À l’occasion de l’entrée en vigueur au 1er mars 2010 de la question prioritaire de constitutionnalité (QPC), la constitutionnalité du « dispositif anti-jurisprudence “Perruche” » a fait l’objet de l’une des premières questions19, qui sera publiée le 11 juin 2010 sous la référence 2010-2 QPC20.

Dans cette décision, les juges du Conseil déclarent la loi partiellement conforme ne censurant que son application immédiate aux affaires en cours. Plus précisément, la rétroactivité de la loi est limitée au moment du préjudice et non de l’entrée en vigueur de la loi. C’est-à-dire que les procédures entamées pour l’indemnisation du préjudice d’être né avant l’entrée en vigueur de la loi sont recevables21 mais pas celles entamées après l’entrée en vigueur de la loi du 4 mars 2002.
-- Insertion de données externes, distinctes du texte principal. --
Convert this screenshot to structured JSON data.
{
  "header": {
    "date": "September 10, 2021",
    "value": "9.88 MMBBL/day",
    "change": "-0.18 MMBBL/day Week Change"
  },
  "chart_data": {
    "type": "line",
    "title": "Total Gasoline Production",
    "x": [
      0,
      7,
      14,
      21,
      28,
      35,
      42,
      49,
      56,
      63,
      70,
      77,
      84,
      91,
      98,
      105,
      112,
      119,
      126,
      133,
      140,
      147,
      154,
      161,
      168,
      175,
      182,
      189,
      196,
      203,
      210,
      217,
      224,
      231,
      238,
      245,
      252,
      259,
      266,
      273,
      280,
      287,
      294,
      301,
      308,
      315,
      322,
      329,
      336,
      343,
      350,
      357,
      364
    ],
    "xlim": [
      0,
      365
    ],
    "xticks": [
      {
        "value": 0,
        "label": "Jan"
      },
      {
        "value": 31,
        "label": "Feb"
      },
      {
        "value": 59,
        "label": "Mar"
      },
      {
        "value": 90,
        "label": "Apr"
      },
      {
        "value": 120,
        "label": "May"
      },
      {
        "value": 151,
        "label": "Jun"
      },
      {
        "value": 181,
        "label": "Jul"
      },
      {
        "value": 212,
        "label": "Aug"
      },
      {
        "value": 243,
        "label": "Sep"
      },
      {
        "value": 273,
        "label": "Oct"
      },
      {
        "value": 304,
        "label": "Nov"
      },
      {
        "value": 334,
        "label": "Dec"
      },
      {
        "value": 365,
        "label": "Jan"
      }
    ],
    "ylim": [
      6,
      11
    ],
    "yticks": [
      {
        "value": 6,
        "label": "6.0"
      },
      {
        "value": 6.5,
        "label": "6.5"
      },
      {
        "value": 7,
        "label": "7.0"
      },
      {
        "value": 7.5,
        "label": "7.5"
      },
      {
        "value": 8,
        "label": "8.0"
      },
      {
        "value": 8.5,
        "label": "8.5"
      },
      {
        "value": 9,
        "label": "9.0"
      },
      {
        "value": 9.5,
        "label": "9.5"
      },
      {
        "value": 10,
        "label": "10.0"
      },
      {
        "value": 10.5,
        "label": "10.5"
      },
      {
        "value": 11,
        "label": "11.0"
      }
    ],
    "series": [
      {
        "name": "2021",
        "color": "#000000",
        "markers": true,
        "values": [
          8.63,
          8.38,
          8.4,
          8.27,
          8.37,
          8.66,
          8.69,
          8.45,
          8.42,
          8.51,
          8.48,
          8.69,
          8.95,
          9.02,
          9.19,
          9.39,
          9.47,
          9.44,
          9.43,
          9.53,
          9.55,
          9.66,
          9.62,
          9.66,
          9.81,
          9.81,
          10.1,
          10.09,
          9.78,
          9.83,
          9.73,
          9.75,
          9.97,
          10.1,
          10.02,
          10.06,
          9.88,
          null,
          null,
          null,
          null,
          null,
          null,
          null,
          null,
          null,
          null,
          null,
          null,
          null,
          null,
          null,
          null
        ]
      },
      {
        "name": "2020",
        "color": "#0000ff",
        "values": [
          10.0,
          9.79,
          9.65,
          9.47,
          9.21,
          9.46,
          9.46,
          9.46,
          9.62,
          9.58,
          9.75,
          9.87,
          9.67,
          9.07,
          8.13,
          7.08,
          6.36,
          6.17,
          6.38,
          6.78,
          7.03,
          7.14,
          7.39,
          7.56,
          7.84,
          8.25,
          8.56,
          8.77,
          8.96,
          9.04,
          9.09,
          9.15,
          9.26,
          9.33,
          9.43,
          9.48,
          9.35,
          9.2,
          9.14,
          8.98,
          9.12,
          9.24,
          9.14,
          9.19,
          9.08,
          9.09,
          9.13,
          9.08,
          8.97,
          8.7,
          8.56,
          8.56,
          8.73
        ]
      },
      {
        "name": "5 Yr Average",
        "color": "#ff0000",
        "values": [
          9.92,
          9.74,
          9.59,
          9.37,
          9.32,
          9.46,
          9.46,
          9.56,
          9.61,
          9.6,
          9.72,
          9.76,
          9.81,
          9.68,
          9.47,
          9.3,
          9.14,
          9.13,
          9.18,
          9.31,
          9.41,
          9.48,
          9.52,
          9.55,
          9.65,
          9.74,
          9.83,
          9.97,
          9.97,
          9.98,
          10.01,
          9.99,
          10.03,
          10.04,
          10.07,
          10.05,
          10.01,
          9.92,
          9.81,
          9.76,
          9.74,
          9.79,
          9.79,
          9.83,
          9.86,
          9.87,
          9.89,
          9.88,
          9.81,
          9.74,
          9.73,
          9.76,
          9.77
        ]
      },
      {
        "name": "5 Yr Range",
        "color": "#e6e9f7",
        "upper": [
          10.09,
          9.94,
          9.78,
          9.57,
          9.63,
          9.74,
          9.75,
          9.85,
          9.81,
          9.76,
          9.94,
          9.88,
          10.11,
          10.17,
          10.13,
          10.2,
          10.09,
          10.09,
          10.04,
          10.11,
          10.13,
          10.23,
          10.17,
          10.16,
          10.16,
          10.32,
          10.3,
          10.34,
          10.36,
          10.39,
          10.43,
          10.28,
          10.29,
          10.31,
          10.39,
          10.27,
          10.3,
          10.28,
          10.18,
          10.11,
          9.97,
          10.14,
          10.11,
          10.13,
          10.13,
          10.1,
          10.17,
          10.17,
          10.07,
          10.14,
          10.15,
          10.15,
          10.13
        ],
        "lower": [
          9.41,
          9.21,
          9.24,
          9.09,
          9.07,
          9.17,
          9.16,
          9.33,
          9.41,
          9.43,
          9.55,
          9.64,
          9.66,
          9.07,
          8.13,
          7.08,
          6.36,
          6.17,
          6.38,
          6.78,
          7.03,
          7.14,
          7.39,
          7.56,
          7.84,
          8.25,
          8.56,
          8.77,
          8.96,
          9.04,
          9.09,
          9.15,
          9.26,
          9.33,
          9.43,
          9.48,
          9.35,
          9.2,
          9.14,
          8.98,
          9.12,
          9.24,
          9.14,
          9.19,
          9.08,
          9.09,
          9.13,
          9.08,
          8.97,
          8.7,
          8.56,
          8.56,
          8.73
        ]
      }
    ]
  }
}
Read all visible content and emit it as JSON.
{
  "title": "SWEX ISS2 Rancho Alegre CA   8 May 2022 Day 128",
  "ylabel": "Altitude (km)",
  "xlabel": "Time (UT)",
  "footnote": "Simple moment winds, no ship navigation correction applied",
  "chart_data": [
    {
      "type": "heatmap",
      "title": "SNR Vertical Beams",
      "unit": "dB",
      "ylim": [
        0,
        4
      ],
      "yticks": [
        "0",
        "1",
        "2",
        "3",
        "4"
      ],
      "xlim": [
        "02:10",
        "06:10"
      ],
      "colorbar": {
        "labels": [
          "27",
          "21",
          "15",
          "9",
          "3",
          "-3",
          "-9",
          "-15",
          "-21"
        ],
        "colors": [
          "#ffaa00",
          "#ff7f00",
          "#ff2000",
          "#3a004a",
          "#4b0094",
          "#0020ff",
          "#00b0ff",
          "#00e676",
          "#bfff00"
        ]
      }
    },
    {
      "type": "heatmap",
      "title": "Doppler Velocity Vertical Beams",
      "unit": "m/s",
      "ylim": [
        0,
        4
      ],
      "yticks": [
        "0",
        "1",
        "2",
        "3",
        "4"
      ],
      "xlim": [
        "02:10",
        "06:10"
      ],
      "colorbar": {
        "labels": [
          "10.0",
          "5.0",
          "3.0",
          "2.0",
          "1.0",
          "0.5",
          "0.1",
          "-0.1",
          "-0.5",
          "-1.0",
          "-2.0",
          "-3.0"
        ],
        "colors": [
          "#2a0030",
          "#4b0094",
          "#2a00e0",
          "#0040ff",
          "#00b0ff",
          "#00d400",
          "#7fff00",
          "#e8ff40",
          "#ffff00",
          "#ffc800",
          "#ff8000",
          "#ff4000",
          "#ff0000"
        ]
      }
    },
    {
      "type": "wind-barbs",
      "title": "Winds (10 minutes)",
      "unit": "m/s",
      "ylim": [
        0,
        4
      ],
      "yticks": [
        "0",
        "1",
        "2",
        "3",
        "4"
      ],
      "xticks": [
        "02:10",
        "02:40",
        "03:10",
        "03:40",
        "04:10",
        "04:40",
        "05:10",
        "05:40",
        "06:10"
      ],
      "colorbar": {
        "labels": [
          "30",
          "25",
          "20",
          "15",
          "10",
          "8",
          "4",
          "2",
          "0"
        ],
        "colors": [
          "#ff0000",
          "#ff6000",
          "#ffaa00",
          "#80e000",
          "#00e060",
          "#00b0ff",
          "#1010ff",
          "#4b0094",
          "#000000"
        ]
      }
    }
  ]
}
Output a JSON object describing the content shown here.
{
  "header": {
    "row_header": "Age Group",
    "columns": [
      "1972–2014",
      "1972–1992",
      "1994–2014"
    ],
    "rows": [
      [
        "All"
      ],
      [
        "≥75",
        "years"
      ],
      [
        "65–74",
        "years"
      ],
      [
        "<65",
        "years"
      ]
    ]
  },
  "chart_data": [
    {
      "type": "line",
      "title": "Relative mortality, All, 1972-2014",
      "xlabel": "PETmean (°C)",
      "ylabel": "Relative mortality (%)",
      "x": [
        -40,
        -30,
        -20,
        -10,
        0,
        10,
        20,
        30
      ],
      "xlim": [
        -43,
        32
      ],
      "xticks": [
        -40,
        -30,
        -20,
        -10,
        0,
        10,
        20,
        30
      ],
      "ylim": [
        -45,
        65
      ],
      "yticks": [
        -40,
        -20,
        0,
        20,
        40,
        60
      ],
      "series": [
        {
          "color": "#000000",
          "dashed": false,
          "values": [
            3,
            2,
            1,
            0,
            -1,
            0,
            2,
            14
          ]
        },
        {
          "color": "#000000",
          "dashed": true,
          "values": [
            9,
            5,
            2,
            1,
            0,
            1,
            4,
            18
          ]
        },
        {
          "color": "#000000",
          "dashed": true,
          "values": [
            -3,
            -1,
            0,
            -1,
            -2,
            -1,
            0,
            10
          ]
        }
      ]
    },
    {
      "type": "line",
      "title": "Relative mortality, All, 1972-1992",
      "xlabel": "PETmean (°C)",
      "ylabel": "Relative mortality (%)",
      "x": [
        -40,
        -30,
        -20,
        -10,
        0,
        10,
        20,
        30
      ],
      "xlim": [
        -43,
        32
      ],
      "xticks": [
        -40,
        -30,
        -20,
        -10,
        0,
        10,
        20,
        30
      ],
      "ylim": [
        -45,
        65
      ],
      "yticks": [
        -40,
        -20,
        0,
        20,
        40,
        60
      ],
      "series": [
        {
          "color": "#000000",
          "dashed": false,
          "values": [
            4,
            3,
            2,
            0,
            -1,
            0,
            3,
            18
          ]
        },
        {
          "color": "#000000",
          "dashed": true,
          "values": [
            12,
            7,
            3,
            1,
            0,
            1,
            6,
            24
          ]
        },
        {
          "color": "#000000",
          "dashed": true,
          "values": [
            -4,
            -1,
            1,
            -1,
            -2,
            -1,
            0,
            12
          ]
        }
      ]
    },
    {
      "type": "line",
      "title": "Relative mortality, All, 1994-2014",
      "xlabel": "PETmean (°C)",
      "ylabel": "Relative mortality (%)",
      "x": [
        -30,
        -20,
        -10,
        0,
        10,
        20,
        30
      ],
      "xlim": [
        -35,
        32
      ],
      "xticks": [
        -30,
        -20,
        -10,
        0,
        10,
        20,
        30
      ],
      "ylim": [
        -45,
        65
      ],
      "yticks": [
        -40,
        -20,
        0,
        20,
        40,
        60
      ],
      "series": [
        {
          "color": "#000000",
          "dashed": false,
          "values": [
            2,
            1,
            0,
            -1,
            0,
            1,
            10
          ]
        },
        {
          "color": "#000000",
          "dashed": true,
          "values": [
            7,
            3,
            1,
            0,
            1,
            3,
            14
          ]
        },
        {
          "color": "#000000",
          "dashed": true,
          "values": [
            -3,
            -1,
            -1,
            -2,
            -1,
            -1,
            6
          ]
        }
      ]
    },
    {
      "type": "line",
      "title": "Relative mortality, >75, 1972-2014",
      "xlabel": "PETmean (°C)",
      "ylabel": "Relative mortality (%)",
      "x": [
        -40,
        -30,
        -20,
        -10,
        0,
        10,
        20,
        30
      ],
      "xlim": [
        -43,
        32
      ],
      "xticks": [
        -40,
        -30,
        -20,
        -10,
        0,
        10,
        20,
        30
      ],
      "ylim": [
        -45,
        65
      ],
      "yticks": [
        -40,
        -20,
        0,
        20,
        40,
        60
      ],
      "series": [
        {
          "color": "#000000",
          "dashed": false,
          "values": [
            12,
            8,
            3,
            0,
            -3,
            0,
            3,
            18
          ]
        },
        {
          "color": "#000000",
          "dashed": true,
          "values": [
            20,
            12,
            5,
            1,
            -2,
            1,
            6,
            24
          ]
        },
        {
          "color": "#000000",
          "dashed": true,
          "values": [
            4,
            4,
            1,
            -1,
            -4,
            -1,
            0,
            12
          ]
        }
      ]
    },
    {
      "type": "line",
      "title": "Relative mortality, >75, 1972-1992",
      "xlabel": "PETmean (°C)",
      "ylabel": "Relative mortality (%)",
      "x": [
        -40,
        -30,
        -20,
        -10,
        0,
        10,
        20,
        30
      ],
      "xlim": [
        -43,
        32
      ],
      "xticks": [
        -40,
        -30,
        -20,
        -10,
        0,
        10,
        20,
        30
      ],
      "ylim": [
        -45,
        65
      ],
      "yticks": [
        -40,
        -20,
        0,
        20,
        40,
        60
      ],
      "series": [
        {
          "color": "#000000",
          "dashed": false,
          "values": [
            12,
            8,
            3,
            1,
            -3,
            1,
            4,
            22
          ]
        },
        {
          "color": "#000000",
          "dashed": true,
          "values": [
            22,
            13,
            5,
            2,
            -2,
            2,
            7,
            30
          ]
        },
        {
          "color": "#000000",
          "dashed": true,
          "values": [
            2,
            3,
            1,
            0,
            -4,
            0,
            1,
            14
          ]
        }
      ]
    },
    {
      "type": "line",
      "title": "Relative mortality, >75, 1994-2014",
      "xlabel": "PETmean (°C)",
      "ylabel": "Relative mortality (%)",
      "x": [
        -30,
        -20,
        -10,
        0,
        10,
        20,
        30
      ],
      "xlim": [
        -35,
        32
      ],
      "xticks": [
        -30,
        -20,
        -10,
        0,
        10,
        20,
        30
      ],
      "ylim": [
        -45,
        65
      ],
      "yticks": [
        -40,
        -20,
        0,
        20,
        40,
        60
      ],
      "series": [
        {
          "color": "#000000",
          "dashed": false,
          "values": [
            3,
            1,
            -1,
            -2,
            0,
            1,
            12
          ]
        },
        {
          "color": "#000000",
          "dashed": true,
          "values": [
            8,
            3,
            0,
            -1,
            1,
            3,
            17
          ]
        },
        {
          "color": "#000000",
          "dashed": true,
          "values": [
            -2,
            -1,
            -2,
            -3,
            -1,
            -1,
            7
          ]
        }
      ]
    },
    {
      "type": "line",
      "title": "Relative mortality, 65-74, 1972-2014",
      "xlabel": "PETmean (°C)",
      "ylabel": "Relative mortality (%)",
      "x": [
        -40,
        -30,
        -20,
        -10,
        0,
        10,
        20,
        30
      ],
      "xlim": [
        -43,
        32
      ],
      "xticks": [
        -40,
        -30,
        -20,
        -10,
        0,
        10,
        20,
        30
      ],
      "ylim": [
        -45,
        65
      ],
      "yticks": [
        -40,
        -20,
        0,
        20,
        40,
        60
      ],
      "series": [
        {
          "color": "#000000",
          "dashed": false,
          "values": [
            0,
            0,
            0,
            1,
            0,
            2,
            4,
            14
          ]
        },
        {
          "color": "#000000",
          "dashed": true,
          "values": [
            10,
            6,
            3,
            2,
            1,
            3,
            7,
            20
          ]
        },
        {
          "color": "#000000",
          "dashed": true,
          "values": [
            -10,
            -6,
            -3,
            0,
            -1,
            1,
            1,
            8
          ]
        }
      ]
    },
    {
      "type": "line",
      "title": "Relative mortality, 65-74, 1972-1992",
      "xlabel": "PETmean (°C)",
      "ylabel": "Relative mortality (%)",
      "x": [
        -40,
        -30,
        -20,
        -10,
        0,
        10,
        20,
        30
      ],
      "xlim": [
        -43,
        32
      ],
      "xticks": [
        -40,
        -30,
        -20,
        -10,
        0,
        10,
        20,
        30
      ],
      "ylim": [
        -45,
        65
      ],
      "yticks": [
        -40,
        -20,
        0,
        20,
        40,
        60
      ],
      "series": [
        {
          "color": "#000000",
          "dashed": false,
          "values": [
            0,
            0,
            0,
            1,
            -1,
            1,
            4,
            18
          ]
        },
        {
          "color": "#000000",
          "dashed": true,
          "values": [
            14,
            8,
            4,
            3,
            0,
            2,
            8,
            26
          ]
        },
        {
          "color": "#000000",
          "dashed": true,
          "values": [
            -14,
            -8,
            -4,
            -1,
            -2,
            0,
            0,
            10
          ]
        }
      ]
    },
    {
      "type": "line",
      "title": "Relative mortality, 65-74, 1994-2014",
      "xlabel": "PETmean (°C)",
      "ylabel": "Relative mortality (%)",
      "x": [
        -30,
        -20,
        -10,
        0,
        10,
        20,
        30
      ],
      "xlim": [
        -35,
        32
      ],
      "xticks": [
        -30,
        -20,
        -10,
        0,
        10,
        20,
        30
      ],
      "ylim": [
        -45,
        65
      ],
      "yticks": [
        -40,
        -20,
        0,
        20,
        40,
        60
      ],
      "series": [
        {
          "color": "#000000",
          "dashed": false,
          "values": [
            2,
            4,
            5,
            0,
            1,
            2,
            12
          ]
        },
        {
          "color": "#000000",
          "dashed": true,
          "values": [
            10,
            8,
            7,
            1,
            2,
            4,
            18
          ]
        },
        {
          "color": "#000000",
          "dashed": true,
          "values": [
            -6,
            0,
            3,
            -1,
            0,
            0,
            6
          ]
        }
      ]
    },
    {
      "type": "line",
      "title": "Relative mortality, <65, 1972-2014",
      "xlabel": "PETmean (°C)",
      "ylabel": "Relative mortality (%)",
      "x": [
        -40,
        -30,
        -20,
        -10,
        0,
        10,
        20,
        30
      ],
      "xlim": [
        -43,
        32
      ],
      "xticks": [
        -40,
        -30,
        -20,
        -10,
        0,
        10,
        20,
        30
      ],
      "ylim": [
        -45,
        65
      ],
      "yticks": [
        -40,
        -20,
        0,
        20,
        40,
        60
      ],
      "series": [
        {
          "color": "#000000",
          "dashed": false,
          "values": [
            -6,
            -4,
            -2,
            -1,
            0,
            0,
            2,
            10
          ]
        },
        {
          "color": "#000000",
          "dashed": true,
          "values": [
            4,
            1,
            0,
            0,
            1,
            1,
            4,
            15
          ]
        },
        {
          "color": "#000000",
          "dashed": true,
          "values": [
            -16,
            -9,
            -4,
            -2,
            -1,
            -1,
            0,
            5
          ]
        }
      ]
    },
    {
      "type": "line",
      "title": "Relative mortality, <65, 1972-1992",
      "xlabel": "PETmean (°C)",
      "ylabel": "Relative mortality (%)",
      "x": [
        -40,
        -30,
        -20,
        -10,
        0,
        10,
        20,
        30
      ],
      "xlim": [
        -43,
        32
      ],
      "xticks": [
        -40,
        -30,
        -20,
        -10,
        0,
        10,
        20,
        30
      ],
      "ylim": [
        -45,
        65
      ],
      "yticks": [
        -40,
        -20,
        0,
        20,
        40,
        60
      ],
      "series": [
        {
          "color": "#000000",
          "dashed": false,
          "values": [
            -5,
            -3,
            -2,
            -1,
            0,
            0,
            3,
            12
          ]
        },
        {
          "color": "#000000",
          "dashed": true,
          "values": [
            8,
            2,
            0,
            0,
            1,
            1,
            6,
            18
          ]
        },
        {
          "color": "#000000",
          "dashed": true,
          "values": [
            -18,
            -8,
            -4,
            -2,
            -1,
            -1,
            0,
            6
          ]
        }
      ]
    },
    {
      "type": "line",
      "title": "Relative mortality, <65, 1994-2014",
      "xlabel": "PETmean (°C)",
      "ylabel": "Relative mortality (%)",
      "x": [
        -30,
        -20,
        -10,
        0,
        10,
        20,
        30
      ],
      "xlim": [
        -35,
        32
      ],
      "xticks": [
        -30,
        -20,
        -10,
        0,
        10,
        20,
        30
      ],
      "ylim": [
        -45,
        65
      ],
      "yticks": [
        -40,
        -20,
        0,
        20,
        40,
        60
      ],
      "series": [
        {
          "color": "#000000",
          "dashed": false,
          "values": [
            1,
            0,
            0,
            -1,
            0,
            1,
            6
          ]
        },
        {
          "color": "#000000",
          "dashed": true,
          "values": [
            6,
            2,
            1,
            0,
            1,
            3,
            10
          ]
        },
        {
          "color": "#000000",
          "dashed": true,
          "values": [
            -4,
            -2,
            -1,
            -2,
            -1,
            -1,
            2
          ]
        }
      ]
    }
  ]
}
Les conséquences de cette censure partielle ont été directement mises en œuvre par le Conseil d’État, le 13 mai 201122; dans cette décision, la Haute juridiction rejette le pourvoi ayant soulevé la QPC, les requérants ayant introduit leur demande en réparation après l’entrée en vigueur de la loi du 4 mars 2002. Ainsi une action introduite avant le 4 mars 2002 reste recevable devant les juridictions administratives, une action introduite postérieurement à cette date est en revanche irrecevable comme ce fut le cas pour les requérants dans cet arrêt.

La Haute juridiction judiciaire a en revanche une interprétation plus extensive de cette censure partielle par le Conseil constitutionnel. Le 15 décembre 2011 la Première chambre civile de la Cour de cassation23 précise la non-rétroactivité de la loi, et indique que les affaires concernant des enfants nés avant le 7 mars 2002, mais dont l’action en justice a été introduite postérieurement à cette date, ne sont pas concernées par la loi dite « anti-Perruche ». Une procédure pour le « préjudice d’être né » peut donc être entamée en ce qui concerne les enfants nés avant le 7 mars 2002 et ce quelle que soit la date d’introduction de l’instance.